Monday, April 24, 2006

dandering, distances

“Here are the two best prayers I know: ‘Help me, help me, help me,’ and ‘Thank you, thank you, thank you.’ A woman I know says, for her morning prayer, ‘Whatever,’ and then for the evening, ‘Oh, well,’ but has conceded that these prayers are more palatable for people without children.” (82)

“…early on I heard a sober person say, ‘Religion is for people who are afraid of hell; spirituality is for people who have been there’…” (188)

“Who was it said that forgiveness is giving up all hope of having had a different past?” (213)

Anne Lamott. Travelling Mercies. New York: Anchor Books, 2000.
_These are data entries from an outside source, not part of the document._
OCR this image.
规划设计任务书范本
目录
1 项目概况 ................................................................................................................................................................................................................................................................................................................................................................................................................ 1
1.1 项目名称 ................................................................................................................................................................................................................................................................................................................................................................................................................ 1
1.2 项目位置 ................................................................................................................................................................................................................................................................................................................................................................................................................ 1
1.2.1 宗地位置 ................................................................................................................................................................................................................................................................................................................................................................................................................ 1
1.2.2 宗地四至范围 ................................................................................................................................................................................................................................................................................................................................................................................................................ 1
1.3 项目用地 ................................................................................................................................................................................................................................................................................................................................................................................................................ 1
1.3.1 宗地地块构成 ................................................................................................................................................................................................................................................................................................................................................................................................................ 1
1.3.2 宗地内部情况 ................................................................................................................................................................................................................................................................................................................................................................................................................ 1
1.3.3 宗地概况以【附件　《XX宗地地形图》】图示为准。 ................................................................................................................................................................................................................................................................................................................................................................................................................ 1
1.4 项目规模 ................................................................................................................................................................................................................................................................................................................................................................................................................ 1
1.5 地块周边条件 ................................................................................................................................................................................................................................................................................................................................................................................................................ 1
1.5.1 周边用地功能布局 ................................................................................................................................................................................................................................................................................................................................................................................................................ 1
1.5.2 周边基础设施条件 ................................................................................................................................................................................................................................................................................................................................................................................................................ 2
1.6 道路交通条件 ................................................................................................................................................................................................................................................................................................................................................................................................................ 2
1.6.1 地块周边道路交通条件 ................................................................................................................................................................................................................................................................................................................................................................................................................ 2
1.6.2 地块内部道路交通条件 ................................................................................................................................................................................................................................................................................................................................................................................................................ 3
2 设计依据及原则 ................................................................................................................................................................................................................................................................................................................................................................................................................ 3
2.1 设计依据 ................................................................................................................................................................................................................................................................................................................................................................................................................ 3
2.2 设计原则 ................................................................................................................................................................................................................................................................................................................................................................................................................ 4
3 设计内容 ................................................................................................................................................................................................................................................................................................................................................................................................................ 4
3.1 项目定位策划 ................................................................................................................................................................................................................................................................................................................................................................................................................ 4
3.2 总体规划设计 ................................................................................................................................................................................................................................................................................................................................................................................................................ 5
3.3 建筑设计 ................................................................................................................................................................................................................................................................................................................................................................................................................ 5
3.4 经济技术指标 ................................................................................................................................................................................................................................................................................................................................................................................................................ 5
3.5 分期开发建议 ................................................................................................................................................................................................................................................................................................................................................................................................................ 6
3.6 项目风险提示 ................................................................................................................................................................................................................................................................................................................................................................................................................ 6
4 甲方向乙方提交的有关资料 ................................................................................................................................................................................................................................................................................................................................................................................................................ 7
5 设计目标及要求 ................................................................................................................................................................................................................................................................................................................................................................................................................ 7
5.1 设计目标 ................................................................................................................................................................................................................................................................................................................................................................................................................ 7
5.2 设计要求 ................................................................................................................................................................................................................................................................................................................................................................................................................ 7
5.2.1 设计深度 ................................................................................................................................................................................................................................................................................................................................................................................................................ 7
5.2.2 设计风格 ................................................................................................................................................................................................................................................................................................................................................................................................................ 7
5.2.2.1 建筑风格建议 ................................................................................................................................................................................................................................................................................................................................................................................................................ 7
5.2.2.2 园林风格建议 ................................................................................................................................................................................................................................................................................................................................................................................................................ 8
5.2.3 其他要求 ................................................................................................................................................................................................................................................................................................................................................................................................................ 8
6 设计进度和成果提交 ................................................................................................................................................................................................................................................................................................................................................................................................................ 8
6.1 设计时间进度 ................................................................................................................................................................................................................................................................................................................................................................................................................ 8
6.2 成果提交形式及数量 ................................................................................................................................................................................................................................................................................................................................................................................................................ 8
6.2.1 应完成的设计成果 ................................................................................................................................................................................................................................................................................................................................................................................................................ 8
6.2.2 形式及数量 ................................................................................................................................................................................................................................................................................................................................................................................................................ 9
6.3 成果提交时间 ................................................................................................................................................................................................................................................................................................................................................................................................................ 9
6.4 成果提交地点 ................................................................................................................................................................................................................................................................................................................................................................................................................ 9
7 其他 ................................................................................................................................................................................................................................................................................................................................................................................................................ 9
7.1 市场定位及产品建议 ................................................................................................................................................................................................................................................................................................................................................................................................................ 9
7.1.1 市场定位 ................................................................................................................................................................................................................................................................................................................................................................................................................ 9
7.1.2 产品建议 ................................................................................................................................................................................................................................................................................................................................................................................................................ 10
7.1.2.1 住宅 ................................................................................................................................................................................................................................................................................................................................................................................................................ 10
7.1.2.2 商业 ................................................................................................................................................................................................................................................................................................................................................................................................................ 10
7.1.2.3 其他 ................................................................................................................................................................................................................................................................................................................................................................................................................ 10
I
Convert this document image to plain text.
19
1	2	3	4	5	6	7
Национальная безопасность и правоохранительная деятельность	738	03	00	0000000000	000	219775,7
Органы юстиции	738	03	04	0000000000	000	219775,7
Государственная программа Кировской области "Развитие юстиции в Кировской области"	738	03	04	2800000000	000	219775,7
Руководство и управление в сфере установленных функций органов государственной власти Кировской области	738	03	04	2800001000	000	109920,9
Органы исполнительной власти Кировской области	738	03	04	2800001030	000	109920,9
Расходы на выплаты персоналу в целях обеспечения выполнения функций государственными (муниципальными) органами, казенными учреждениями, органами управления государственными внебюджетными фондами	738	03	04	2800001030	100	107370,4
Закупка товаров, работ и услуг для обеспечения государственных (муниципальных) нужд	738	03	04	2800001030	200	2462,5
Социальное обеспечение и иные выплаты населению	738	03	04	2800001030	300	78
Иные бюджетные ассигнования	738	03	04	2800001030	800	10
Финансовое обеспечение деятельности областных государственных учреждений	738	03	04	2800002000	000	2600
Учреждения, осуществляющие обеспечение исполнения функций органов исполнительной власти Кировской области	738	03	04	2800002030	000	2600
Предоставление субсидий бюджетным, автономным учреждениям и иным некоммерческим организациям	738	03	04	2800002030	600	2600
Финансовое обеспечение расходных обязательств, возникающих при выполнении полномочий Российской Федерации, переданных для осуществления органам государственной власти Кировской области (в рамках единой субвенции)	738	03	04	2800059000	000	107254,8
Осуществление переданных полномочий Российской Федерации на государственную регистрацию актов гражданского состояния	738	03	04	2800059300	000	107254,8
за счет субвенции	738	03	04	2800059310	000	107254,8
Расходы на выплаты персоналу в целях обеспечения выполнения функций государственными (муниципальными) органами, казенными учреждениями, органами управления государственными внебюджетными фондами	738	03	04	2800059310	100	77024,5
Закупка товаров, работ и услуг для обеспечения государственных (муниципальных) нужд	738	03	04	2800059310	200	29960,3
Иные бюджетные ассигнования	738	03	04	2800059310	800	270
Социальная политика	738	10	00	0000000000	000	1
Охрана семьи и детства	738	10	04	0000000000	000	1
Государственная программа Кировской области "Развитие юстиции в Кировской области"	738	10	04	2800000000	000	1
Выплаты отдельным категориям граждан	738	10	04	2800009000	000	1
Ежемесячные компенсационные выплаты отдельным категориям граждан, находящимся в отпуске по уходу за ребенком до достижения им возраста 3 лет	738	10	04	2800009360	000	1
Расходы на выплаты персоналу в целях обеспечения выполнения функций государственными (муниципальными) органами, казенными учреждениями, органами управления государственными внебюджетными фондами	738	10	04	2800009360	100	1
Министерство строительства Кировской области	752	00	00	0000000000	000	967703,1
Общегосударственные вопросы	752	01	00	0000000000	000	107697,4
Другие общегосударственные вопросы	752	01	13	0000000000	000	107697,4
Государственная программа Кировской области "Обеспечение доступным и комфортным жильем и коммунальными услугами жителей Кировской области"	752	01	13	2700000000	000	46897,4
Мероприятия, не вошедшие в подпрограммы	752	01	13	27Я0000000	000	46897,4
I expected Anne Lamott’s life to be fairly orthodox and her faith fairly unorthodox; instead it seemed the other way round. I am grateful for her humour, her confession and her celebration of the ordinary, in which god seems to loiter. One of my favourite pages was the one she devoted to a Rumi quotation. I am posting this in Oregon, where I am traversing the strange terrain of American suburbia. Alongside the Dairy Queens, Taco Bells and 7/11s, his words resonate in unexpected and sustaining ways:

Keep walking, though there’s no place to get to.
Don’t try to see through the distances. That’s not for human beings.
Move within, but don’t move the way fear makes you move.
Today, like every other day, we wake up empty and frightened.
Don’t open the door to the study and begin reading.
Take down a musical instrument.

Let the beauty we love be what we do.
There are hundreds of ways to kneel and kiss the ground.